One after another the girls proclaimed their deftness at cooking, sewing, gardening, poultry tending, and other domestic and rural accomplishments, the Sheriff crying out, "Four guineas! Who'll have her?—Five guineas! Who'll try her?" Many of them cast eyes at the two handsome young farmers, hoping to be engaged by them. But they seemed more critical than the rest.

Just then they heard a young woman's voice behind them call out, "No, I won't go with you!" and, turning, they saw two sprightly young women arguing with a testy looking old man who seemed to have a ridiculous idea of his own importance. Lionel and Plunkett nudged each other. Never had they seen such attractive looking girls. And when they heard one of them call out again to the old man, "No, we won't go with you!"—for Sir Tristan was urging the Lady Harriet and Nancy to leave the fair—the young men hurried over to the group.

"Can't you hear her say she won't go with you?" asked Lionel, while Plunkett called out to the girls near the Sheriff's stand, "Here, girls, is a bidder with lots of money!" A moment later the absurd old man was the centre of a rioting, shouting crowd of girls, who followed him when he tried to retreat, so that finally "Martha" and "Julia" were left quite alone with the two men. The young women were in high spirits. They had sallied forth in quest of adventure and here it was. Lionel and Plunkett, on the other hand, suddenly had become very shy. There was in the demeanour of these girls something quite different from what they had been accustomed to in other serving maids.
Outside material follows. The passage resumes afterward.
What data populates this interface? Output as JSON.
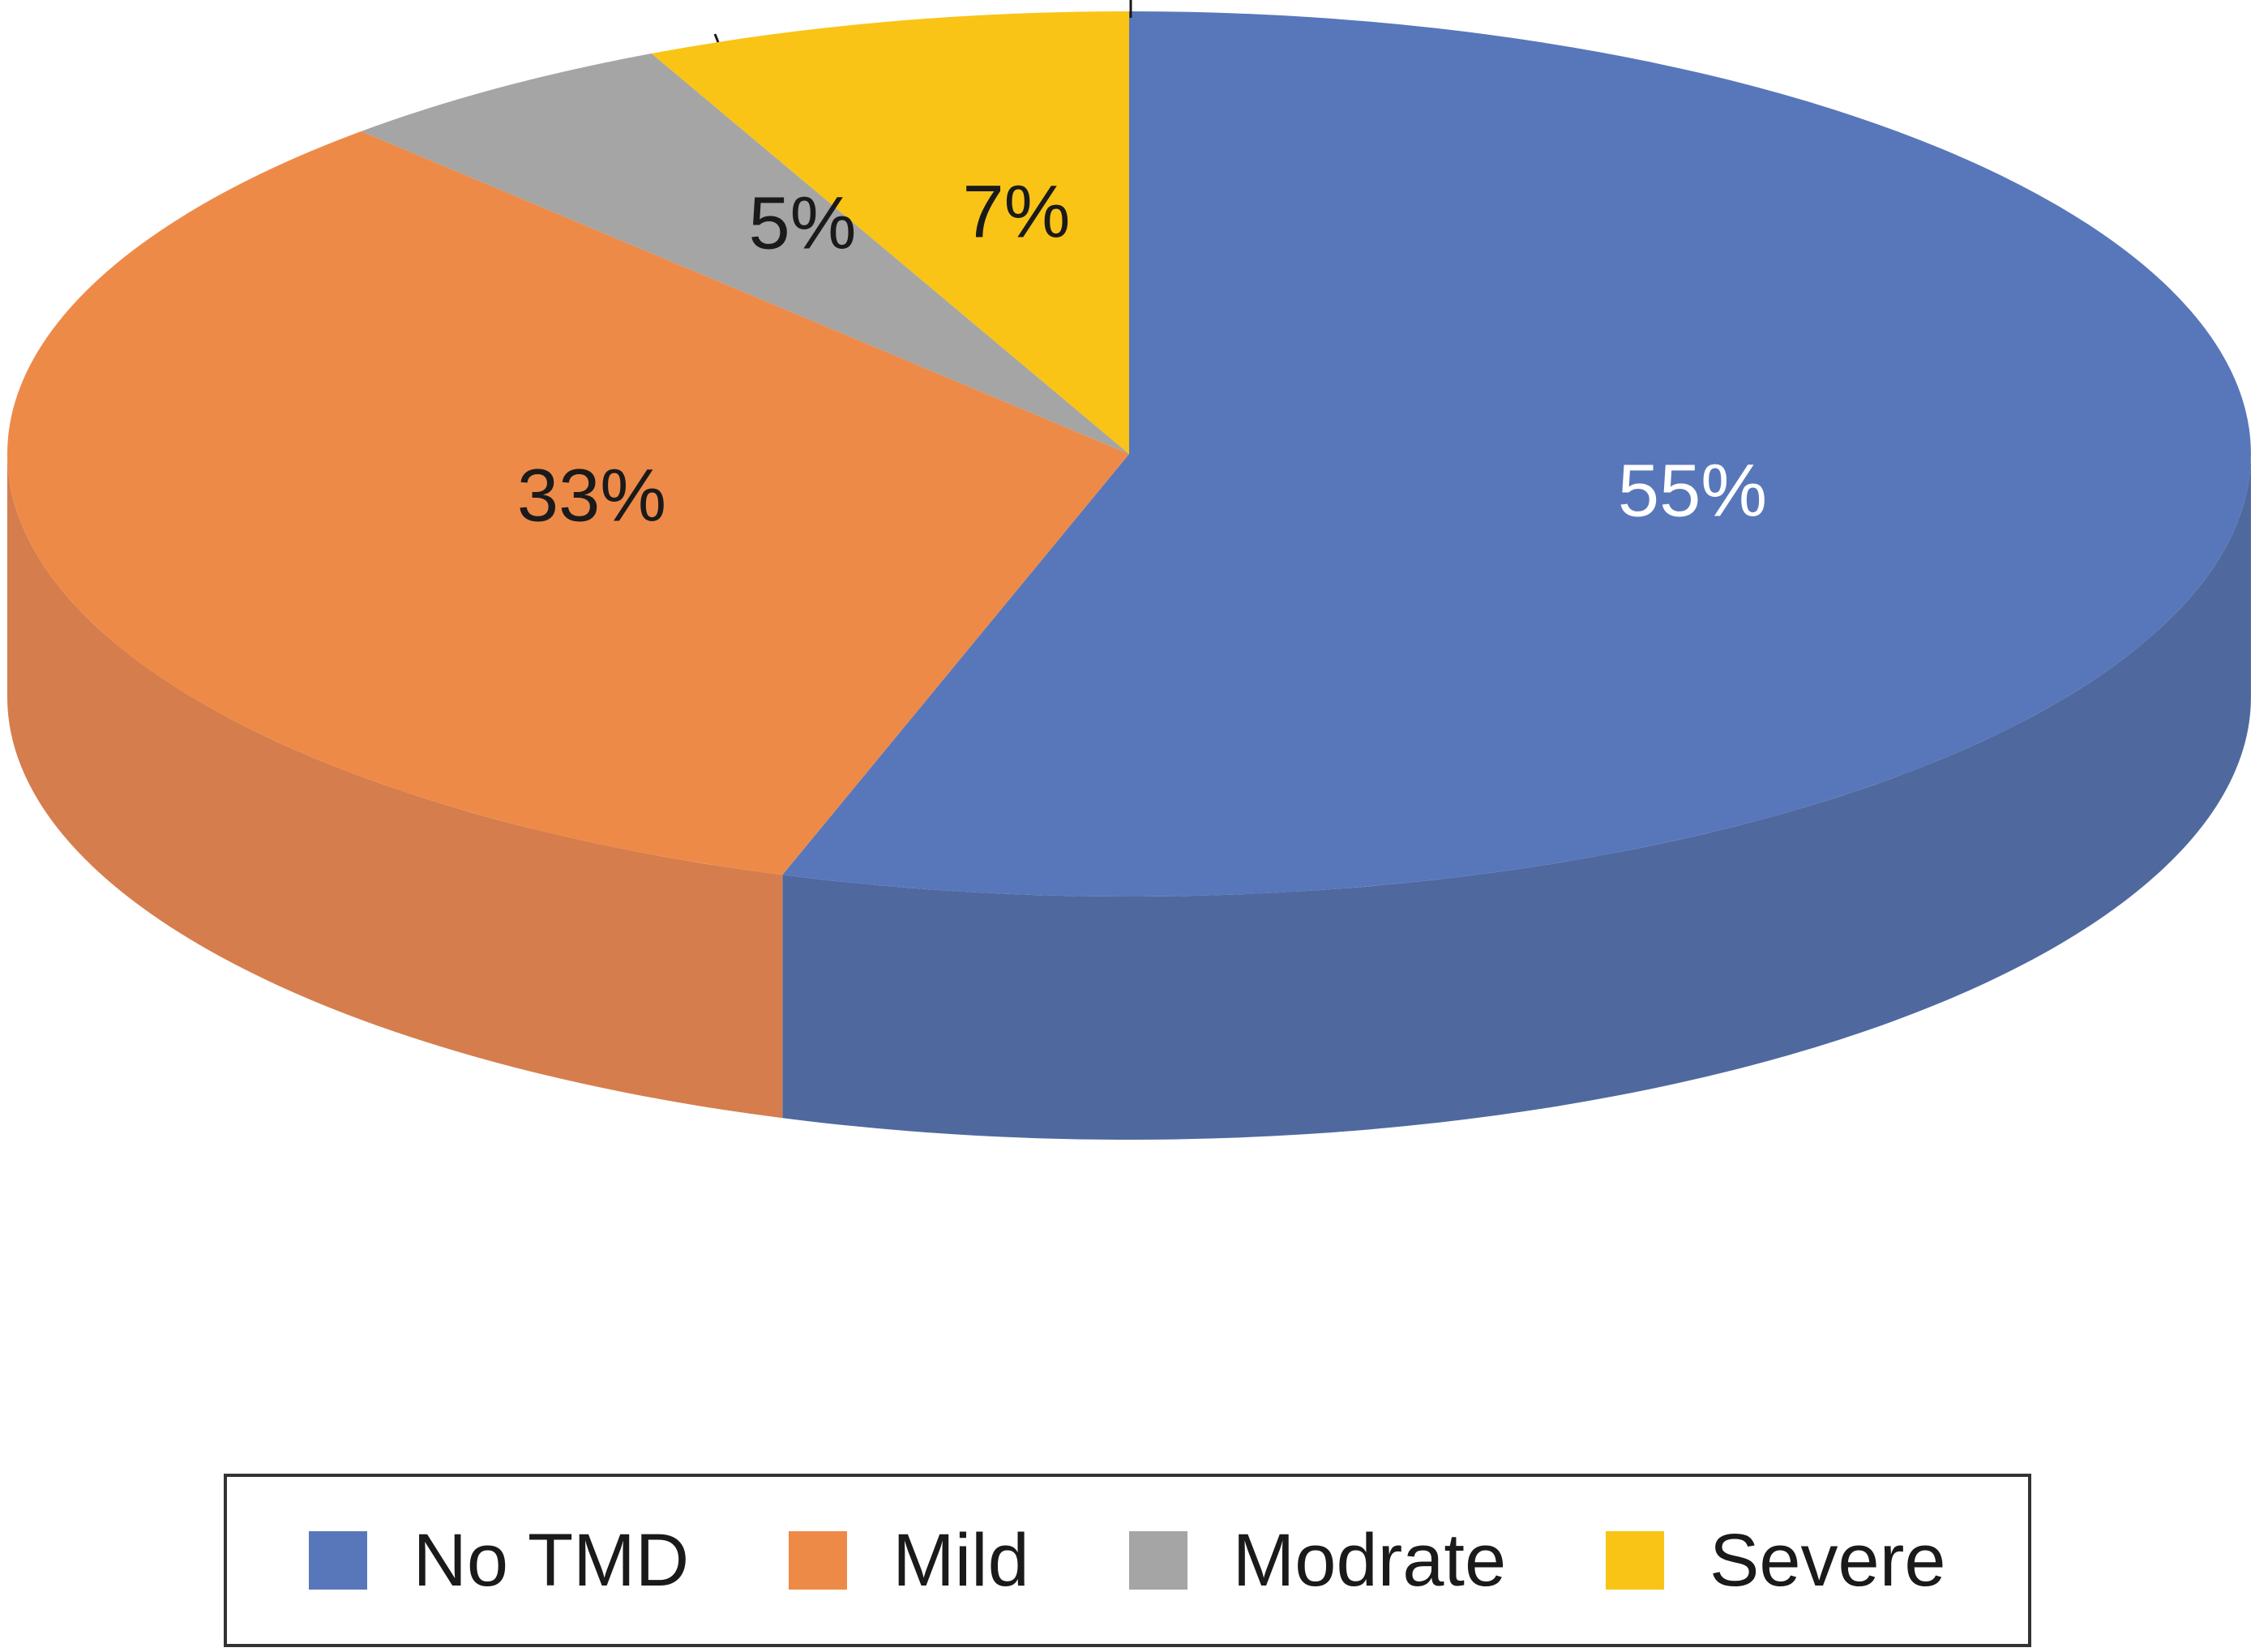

Somehow they had an "air," and it made the young men bashful. Plunkett tried to push Lionel forward, but the latter hung back.

"Watch me then," said Plunkett. He advanced as if to speak to the young women, but came to a halt and stood there covered with confusion. It chanced that Lady Harriet and Nancy had been watching these men with quite as much interest as they had been watched by them. Lionel, who bore himself with innate grace and refinement under his peasant garb, had immediately attracted "Martha," while the sturdier Plunkett had caught "Julia's" eye, and they were glad when, after a few slyly reassuring glances from them, Plunkett overcame his hesitancy and spoke up:

"You're our choice, girls! We'll pay fifty crowns a year for wages, with half a pint of ale on Sundays and plum pudding on New Year's thrown in for extras."
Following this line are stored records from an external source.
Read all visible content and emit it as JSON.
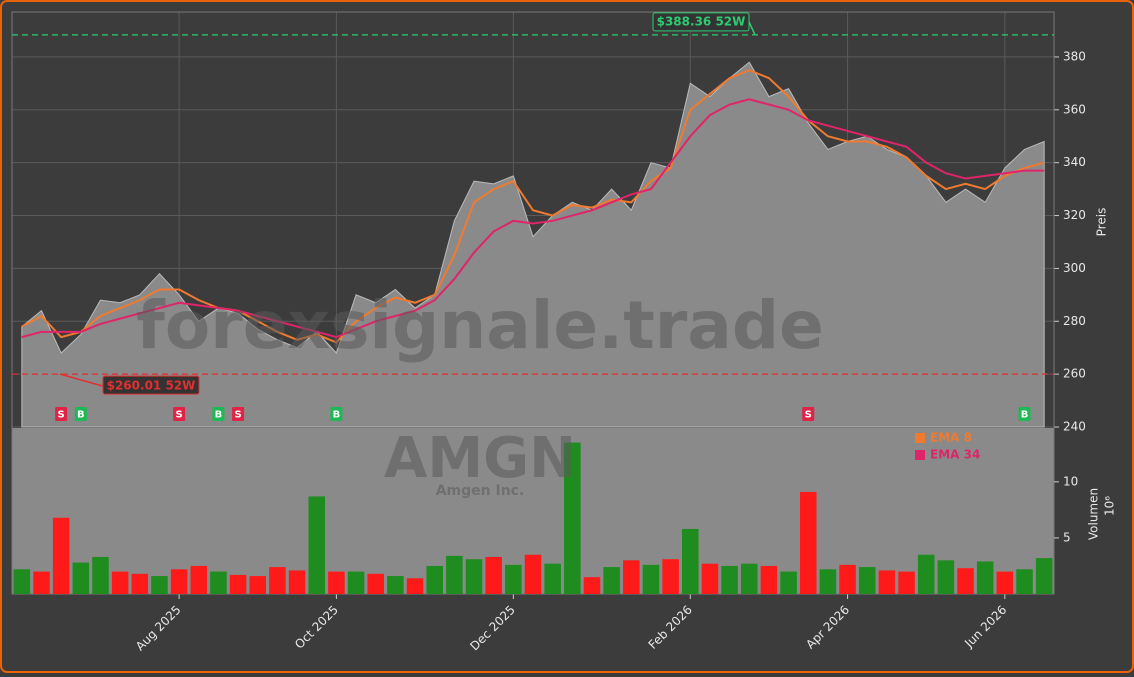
{
  "chart_data": {
    "type": "area",
    "categories": [
      null,
      null,
      null,
      null,
      null,
      null,
      null,
      null,
      "Aug 2025",
      null,
      null,
      null,
      null,
      null,
      null,
      null,
      "Oct 2025",
      null,
      null,
      null,
      null,
      null,
      null,
      null,
      null,
      "Dec 2025",
      null,
      null,
      null,
      null,
      null,
      null,
      null,
      null,
      "Feb 2026",
      null,
      null,
      null,
      null,
      null,
      null,
      null,
      "Apr 2026",
      null,
      null,
      null,
      null,
      null,
      null,
      null,
      "Jun 2026",
      null,
      null
    ],
    "values": [
      278,
      284,
      268,
      275,
      288,
      287,
      290,
      298,
      290,
      280,
      285,
      283,
      277,
      273,
      270,
      276,
      268,
      290,
      287,
      292,
      285,
      290,
      318,
      333,
      332,
      335,
      312,
      320,
      325,
      322,
      330,
      322,
      340,
      338,
      370,
      365,
      372,
      378,
      365,
      368,
      355,
      345,
      348,
      350,
      345,
      342,
      335,
      325,
      330,
      325,
      338,
      345,
      348
    ],
    "color": "#8a8a8a",
    "series": [
      {
        "name": "EMA 8",
        "color": "#f07a30",
        "values": [
          278,
          282,
          274,
          276,
          282,
          285,
          288,
          292,
          292,
          288,
          285,
          284,
          280,
          276,
          273,
          275,
          272,
          280,
          285,
          289,
          287,
          290,
          305,
          325,
          330,
          333,
          322,
          320,
          324,
          323,
          326,
          325,
          333,
          338,
          360,
          366,
          372,
          375,
          372,
          365,
          356,
          350,
          348,
          348,
          346,
          342,
          335,
          330,
          332,
          330,
          335,
          338,
          340
        ]
      },
      {
        "name": "EMA 34",
        "color": "#e0246a",
        "values": [
          274,
          276,
          276,
          276,
          279,
          281,
          283,
          285,
          287,
          286,
          285,
          284,
          282,
          280,
          278,
          276,
          274,
          277,
          280,
          282,
          284,
          288,
          296,
          306,
          314,
          318,
          317,
          318,
          320,
          322,
          325,
          328,
          330,
          340,
          350,
          358,
          362,
          364,
          362,
          360,
          356,
          354,
          352,
          350,
          348,
          346,
          340,
          336,
          334,
          335,
          336,
          337,
          337
        ]
      }
    ],
    "ylim": [
      240,
      397
    ],
    "yticks": [
      240,
      260,
      280,
      300,
      320,
      340,
      360,
      380
    ],
    "ylabel": "Preis",
    "grid": true,
    "high_line": {
      "value": 388.36,
      "label": "$388.36 52W",
      "color": "#2ecc71"
    },
    "low_line": {
      "value": 260.01,
      "label": "$260.01 52W",
      "color": "#e03030"
    },
    "signals": [
      {
        "category": 2,
        "label": "S"
      },
      {
        "category": 3,
        "label": "B"
      },
      {
        "category": 8,
        "label": "S"
      },
      {
        "category": 10,
        "label": "B"
      },
      {
        "category": 11,
        "label": "S"
      },
      {
        "category": 16,
        "label": "B"
      },
      {
        "category": 40,
        "label": "S"
      },
      {
        "category": 51,
        "label": "B"
      }
    ],
    "volume": {
      "values": [
        2.2,
        2.0,
        6.8,
        2.8,
        3.3,
        2.0,
        1.8,
        1.6,
        2.2,
        2.5,
        2.0,
        1.7,
        1.6,
        2.4,
        2.1,
        8.7,
        2.0,
        2.0,
        1.8,
        1.6,
        1.4,
        2.5,
        3.4,
        3.1,
        3.3,
        2.6,
        3.5,
        2.7,
        13.5,
        1.5,
        2.4,
        3.0,
        2.6,
        3.1,
        5.8,
        2.7,
        2.5,
        2.7,
        2.5,
        2.0,
        9.1,
        2.2,
        2.6,
        2.4,
        2.1,
        2.0,
        3.5,
        3.0,
        2.3,
        2.9,
        2.0,
        2.2,
        3.2
      ],
      "colors": [
        "#1e8c1e",
        "#ff1a1a",
        "#ff1a1a",
        "#1e8c1e",
        "#1e8c1e",
        "#ff1a1a",
        "#ff1a1a",
        "#1e8c1e",
        "#ff1a1a",
        "#ff1a1a",
        "#1e8c1e",
        "#ff1a1a",
        "#ff1a1a",
        "#ff1a1a",
        "#ff1a1a",
        "#1e8c1e",
        "#ff1a1a",
        "#1e8c1e",
        "#ff1a1a",
        "#1e8c1e",
        "#ff1a1a",
        "#1e8c1e",
        "#1e8c1e",
        "#1e8c1e",
        "#ff1a1a",
        "#1e8c1e",
        "#ff1a1a",
        "#1e8c1e",
        "#1e8c1e",
        "#ff1a1a",
        "#1e8c1e",
        "#ff1a1a",
        "#1e8c1e",
        "#ff1a1a",
        "#1e8c1e",
        "#ff1a1a",
        "#1e8c1e",
        "#1e8c1e",
        "#ff1a1a",
        "#1e8c1e",
        "#ff1a1a",
        "#1e8c1e",
        "#ff1a1a",
        "#1e8c1e",
        "#ff1a1a",
        "#ff1a1a",
        "#1e8c1e",
        "#1e8c1e",
        "#ff1a1a",
        "#1e8c1e",
        "#ff1a1a",
        "#1e8c1e",
        "#1e8c1e"
      ],
      "ylim": [
        0,
        14.8
      ],
      "yticks": [
        5,
        10
      ],
      "ylabel": "Volumen",
      "unit": "10⁶"
    },
    "watermark": "forexsignale.trade",
    "symbol": "AMGN",
    "company": "Amgen Inc."
  }
}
"Done!" cried the girls, who thought it all a great lark, and a moment later the Lady Harriet had placed her hand in Lionel's and Nancy hers in Plunkett's and money had passed to bind the bargain.

And now, thinking the adventure had gone far enough and that it was time for them to be returning to court, they cast about them for Sir Tristan. He, seeing them talking on apparently intimate terms with two farmers, was scandalized and, having succeeded in standing off the crowd by scattering money about him, he called out brusquely, "Come away!"

"Come away?" repeated Plunkett after him. "Come away? Didn't these girls let you know plainly enough a short time ago that they wouldn't hire out to you?"

"But I rather think," interposed "Martha," who was becoming slightly alarmed, "that it is time for 'Julia' and myself to go."